Com o início da guerra, o Hezbollah voltou a atacar Israel a partir do território libanês, abrindo mais uma frente de combate.
Líbano
Após o fim da última guerra entre Israel e Hezbollah em 2024, um cessar-fogo havia sido estabelecido. Ainda assim, Israel continuava realizando bombardeios pontuais para impedir o rearmamento do grupo.
Com a retomada das ofensivas do Hezbollah, aliado do Irã, o Líbano voltou a ser palco de intensos combates. Regiões como o sul do país, o Vale do Bekaa e a capital Beirute passaram a sofrer bombardeios frequentes.
Autoridades libanesas afirmam que mais de 700 pessoas morreram no país em decorrência de ataques israelenses.
Outros países atingidos pelo conflito
Emirados Árabes Unidos
Os Emirados Árabes Unidos, aliados estratégicos dos Estados Unidos, se tornaram alvos de drones iranianos. Autoridades estimam que mais de 800 ataques tenham sido realizados nas primeiras semanas de guerra.
Entre os alvos atingidos estão estruturas civis, como o hotel Palm Jumeirah e o arranha-céu Burj Khalifa, em Dubai.
Catar
O Catar mantém relações relativamente mais próximas com o Irã, mas também abriga a maior base aérea americana na região. A instalação foi alvo de ataques iranianos.
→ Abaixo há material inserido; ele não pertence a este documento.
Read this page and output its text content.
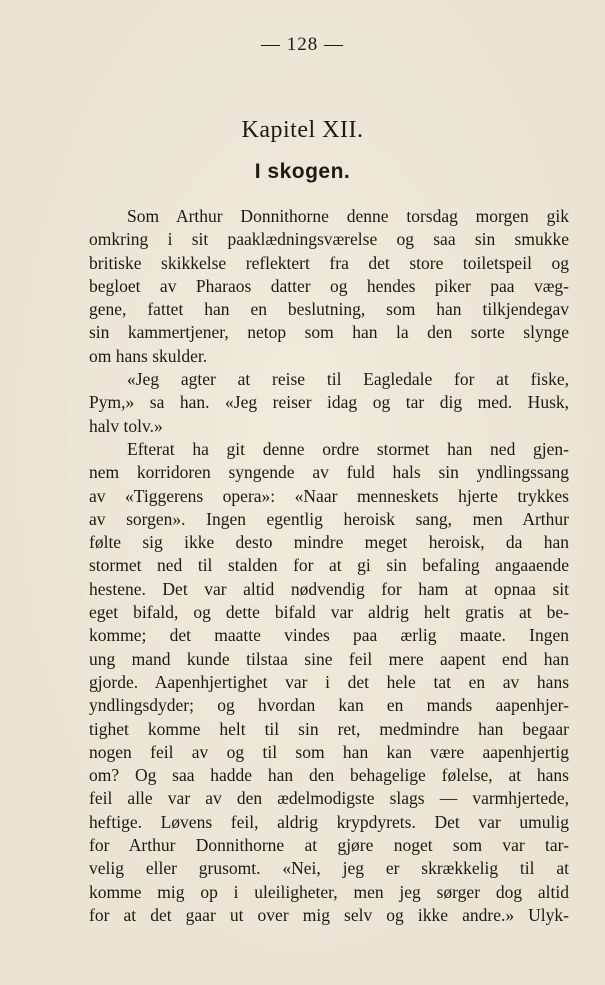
— 128 —
Kapitel XII.
I skogen.
Som Arthur Donnithorne denne torsdag morgen gik
omkring i sit paaklædningsværelse og saa sin smukke
britiske skikkelse reflektert fra det store toiletspeil og
begloet av Pharaos datter og hendes piker paa væg-
gene, fattet han en beslutning, som han tilkjendegav
sin kammertjener, netop som han la den sorte slynge
om hans skulder.
«Jeg agter at reise til Eagledale for at fiske,
Pym,» sa han. «Jeg reiser idag og tar dig med. Husk,
halv tolv.»
Efterat ha git denne ordre stormet han ned gjen-
nem korridoren syngende av fuld hals sin yndlingssang
av «Tiggerens opera»: «Naar menneskets hjerte trykkes
av sorgen». Ingen egentlig heroisk sang, men Arthur
følte sig ikke desto mindre meget heroisk, da han
stormet ned til stalden for at gi sin befaling angaaende
hestene. Det var altid nødvendig for ham at opnaa sit
eget bifald, og dette bifald var aldrig helt gratis at be-
komme; det maatte vindes paa ærlig maate. Ingen
ung mand kunde tilstaa sine feil mere aapent end han
gjorde. Aapenhjertighet var i det hele tat en av hans
yndlingsdyder; og hvordan kan en mands aapenhjer-
tighet komme helt til sin ret, medmindre han begaar
nogen feil av og til som han kan være aapenhjertig
om? Og saa hadde han den behagelige følelse, at hans
feil alle var av den ædelmodigste slags — varmhjertede,
heftige. Løvens feil, aldrig krypdyrets. Det var umulig
for Arthur Donnithorne at gjøre noget som var tar-
velig eller grusomt. «Nei, jeg er skrækkelig til at
komme mig op i uleiligheter, men jeg sørger dog altid
for at det gaar ut over mig selv og ikke andre.» Ulyk-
Após danos em duas instalações, o país suspendeu temporariamente parte da produção de gás natural. Dois caças iranianos foram abatidos pela Força Aérea do Catar.
Bahrein
Outro aliado dos Estados Unidos, o Bahrein também sofreu ataques com drones iranianos. Entre os alvos estão a sede da Quinta Frota americana, instalações energéticas e prédios civis.
Omã
Omã costuma manter postura diplomática neutra e atuava como mediador nas negociações nucleares entre Estados Unidos e Irã. Apesar disso, bases americanas instaladas no país foram atingidas por drones.
Arábia Saudita
A Arábia Saudita também entrou na rota dos ataques iranianos. Além da embaixada americana, a refinaria de Ras Tanura — uma das maiores do mundo — foi alvo de bombardeios.
Jordânia
A Jordânia mantém relações próximas com potências ocidentais. Embora seu espaço aéreo seja frequentemente cruzado por mísseis direcionados a Israel, poucos ataques foram registrados diretamente contra o país.
Iraque
O Iraque tem sido um dos territórios mais atingidos, principalmente por abrigar várias bases militares americanas desde a Guerra do Iraque de 2003.
Além da capital Bagdá, regiões próximas a Erbil, no norte do país, também registraram ataques. Um avião de reabastecimento americano caiu no espaço aéreo iraquiano durante uma operação.
Chipre e Azerbaijão
A ilha de Chipre registrou ataques de drones contra uma base militar britânica. A autoria não foi confirmada, mas há suspeitas de envolvimento do Hezbollah.
Já no Azerbaijão, drones iranianos atingiram um aeroporto e áreas civis, levando autoridades locais a considerar possíveis medidas de retaliação.
Países com participação indireta
Outras nações também tiveram envolvimento indireto no conflito, como Sri Lanka, Turquia, Reino Unido e França, que reforçaram posições militares ou permitiram o uso de bases estratégicas na região.